Consistency and Completeness
Levels of Abstraction
Ordering in Space
Ordering in Time
Tradeoffs and Consequences
Kinds of Software
People use principles form computer science to create lots of
different types of systems.
Here’s a rough list of (overlapping) software system categories:
Information Systems that create, store, retrieve, manipulate, present, and destroy information (such as in databases).
Technical Systems such as control equipment in telecommunication, military or industrial production.
Embedded Real-time Systems which deal with physical sensors and actuators; you see these most often in run in cars, aircraft, appliances, etc.
Distributed Systems which contain many different physical computers connected via some network.
System Software, which is the low level code for operating systems, database systems, and user interfaces.

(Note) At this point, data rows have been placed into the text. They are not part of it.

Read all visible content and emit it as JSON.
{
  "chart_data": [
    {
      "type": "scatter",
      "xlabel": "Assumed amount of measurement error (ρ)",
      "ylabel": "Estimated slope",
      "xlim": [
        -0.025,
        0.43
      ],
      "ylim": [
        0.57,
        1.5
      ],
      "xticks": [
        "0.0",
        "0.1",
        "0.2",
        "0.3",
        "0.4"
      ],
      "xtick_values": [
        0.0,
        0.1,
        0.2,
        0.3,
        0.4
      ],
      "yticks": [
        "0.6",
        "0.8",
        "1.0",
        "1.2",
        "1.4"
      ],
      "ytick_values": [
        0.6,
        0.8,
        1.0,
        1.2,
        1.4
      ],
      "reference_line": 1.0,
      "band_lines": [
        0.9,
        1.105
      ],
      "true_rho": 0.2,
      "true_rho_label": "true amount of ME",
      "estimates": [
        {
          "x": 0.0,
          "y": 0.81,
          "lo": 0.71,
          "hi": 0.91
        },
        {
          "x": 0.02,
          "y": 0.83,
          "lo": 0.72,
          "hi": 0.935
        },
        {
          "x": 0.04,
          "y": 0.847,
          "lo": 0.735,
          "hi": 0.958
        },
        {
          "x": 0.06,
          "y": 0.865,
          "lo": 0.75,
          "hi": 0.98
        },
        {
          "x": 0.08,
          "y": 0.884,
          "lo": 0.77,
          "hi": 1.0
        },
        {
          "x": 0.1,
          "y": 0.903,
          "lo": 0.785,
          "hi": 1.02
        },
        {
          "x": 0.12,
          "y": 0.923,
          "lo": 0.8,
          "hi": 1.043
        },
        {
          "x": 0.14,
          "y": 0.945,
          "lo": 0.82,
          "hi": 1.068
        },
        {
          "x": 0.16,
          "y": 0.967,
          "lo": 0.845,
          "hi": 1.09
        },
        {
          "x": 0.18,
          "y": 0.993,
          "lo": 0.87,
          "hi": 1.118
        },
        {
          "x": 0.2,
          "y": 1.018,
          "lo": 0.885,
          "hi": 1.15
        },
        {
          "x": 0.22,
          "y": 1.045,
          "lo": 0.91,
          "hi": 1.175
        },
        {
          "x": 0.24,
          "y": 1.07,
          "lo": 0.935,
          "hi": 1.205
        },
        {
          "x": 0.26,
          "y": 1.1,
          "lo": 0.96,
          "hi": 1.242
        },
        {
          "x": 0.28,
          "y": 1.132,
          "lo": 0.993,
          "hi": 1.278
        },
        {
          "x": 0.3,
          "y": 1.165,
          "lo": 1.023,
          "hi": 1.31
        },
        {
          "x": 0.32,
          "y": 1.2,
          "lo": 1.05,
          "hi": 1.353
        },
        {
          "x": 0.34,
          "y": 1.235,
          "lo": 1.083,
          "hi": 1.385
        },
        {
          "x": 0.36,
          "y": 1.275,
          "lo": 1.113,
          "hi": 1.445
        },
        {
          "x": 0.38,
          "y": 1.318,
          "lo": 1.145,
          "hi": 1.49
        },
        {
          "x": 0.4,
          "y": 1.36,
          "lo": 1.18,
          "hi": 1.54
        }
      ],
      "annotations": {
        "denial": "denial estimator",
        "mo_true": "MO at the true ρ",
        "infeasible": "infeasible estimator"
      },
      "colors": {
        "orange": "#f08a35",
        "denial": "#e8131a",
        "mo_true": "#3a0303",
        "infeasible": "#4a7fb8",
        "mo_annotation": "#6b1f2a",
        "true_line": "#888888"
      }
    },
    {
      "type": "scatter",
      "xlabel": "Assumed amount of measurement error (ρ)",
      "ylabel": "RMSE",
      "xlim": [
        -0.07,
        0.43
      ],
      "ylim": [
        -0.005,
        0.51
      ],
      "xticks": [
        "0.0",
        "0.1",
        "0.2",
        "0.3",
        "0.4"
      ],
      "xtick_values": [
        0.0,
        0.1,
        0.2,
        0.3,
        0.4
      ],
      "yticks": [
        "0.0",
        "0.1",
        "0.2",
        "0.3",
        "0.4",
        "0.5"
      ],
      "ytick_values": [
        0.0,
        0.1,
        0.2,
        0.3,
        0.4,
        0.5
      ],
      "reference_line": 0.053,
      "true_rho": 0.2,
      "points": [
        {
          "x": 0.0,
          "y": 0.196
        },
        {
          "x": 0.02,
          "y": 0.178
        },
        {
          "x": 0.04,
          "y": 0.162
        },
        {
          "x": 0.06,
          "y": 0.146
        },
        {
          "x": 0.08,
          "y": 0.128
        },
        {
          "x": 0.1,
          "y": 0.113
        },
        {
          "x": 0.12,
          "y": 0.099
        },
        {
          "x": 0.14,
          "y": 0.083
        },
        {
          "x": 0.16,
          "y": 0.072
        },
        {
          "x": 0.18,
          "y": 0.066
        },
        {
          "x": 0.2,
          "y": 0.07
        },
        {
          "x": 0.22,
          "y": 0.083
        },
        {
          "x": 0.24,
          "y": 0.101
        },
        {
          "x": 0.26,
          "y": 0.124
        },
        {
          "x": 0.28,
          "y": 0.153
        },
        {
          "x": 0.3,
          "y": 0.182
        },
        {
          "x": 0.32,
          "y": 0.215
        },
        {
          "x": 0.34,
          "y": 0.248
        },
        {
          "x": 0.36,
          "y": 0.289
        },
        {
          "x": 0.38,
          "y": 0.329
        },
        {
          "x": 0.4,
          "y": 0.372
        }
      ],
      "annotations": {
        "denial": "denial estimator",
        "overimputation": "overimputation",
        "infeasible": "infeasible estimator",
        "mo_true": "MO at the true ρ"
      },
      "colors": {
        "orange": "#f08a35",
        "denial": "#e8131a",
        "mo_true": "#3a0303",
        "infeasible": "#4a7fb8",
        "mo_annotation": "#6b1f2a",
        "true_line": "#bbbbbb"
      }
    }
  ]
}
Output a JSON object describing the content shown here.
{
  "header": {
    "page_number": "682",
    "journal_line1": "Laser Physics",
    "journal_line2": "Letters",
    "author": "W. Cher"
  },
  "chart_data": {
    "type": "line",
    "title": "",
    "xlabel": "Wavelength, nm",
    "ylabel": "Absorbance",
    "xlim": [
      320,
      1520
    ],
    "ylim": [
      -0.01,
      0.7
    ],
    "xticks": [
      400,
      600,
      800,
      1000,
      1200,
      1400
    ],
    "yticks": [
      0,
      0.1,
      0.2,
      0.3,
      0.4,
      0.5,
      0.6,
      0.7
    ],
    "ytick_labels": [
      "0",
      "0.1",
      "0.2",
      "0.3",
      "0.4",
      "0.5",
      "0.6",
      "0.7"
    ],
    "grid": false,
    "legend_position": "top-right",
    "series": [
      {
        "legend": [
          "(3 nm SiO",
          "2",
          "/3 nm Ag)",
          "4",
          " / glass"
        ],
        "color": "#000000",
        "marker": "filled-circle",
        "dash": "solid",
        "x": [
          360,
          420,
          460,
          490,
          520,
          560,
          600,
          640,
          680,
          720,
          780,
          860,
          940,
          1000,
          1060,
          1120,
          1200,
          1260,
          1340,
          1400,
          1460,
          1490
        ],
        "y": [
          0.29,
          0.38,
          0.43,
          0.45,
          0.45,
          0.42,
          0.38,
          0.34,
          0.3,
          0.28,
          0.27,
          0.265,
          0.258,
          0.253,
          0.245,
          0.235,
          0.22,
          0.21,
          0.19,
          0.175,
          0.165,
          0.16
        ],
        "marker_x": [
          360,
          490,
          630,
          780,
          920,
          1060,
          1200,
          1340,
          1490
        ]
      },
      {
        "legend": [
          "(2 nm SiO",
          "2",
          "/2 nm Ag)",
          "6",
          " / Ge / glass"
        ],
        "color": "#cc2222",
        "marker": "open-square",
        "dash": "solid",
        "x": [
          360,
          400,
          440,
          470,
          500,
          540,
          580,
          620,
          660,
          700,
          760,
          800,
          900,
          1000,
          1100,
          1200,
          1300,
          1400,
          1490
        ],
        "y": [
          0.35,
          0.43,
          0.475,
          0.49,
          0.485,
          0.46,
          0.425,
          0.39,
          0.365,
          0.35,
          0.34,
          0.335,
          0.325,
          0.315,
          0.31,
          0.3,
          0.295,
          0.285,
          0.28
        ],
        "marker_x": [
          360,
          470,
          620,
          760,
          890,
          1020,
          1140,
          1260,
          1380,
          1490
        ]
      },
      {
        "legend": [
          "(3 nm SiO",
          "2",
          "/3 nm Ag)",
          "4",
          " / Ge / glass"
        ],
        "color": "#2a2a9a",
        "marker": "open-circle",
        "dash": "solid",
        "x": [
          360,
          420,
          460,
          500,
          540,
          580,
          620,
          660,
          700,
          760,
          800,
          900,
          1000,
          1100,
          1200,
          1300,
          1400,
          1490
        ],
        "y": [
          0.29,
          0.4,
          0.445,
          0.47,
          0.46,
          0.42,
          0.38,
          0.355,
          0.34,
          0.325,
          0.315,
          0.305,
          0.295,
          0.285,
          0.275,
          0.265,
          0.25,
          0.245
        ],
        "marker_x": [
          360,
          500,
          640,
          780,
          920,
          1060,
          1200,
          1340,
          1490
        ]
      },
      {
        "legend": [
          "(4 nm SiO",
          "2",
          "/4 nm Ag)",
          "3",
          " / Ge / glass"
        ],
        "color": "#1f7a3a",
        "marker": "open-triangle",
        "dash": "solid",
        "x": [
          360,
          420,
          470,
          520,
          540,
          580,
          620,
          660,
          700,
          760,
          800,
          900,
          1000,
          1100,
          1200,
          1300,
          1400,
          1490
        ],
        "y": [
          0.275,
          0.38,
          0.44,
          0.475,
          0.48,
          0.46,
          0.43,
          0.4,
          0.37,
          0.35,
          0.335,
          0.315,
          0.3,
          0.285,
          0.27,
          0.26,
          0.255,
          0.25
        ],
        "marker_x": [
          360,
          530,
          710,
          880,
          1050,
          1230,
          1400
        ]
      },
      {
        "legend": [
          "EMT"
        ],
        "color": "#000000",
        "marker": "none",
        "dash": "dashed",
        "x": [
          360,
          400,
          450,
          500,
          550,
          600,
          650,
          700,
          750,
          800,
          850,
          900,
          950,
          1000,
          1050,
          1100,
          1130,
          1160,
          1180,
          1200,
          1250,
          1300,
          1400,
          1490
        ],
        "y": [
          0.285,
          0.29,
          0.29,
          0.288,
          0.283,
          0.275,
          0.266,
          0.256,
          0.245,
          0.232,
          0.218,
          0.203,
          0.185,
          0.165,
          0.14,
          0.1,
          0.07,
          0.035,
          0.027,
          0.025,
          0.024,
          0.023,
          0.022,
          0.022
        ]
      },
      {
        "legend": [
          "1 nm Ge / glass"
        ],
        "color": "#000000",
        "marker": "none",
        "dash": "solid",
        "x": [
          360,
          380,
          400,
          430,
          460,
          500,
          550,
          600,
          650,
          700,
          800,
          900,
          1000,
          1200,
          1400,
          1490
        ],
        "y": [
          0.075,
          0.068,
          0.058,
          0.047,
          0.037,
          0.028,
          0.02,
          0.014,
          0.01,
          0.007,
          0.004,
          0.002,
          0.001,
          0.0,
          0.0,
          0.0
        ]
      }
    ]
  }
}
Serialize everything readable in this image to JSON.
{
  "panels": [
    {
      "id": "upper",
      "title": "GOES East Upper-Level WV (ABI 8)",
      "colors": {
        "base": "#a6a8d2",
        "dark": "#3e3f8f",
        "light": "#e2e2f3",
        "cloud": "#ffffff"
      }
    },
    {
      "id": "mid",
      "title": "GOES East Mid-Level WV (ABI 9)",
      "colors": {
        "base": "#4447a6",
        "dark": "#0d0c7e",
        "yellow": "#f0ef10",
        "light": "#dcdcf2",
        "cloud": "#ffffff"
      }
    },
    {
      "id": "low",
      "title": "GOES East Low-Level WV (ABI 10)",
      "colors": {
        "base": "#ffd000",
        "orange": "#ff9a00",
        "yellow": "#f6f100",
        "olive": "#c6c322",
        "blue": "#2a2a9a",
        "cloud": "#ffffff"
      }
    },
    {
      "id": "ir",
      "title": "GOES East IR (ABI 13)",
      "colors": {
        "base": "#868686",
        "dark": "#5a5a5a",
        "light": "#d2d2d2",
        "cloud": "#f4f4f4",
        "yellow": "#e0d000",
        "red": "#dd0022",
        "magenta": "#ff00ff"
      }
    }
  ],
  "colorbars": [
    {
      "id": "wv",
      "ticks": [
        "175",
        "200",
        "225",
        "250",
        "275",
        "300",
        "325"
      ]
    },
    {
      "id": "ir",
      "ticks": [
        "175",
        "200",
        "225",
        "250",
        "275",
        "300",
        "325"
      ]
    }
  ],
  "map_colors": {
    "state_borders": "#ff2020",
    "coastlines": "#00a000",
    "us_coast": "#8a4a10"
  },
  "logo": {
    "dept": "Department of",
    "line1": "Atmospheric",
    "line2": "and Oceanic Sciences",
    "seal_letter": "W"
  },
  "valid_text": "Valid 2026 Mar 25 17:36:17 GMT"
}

Application Software like games or word processors, which run on desktops, laptops, and mobile devices.
Computer science borrows from, and touches, a whole lot of other fields, including:
Linguistics (probably the closest relative)
Biology (computational biology, biological databases, etc.)
Psychology (we’d like computers to think like us, and perhaps understand us)
Electrical Engineering (because face it, electronic components make good computing devices!)
Mathematics (especially Discrete Math, Game Theory, etc.)
Education (because both fields are concerned with knowledge representation and learning)
Philosophy (especially Logic, Epistemology)
Economics (think markets!)
Sociology (computers in society, social networking, Second Life and other virtual environments)
Wikipedia has a
list of famous computer scientists. If you want to read about some of these people, don’t skip Alan Turing and Grace Hopper. Also find out about Donald Knuth and Alan Kay.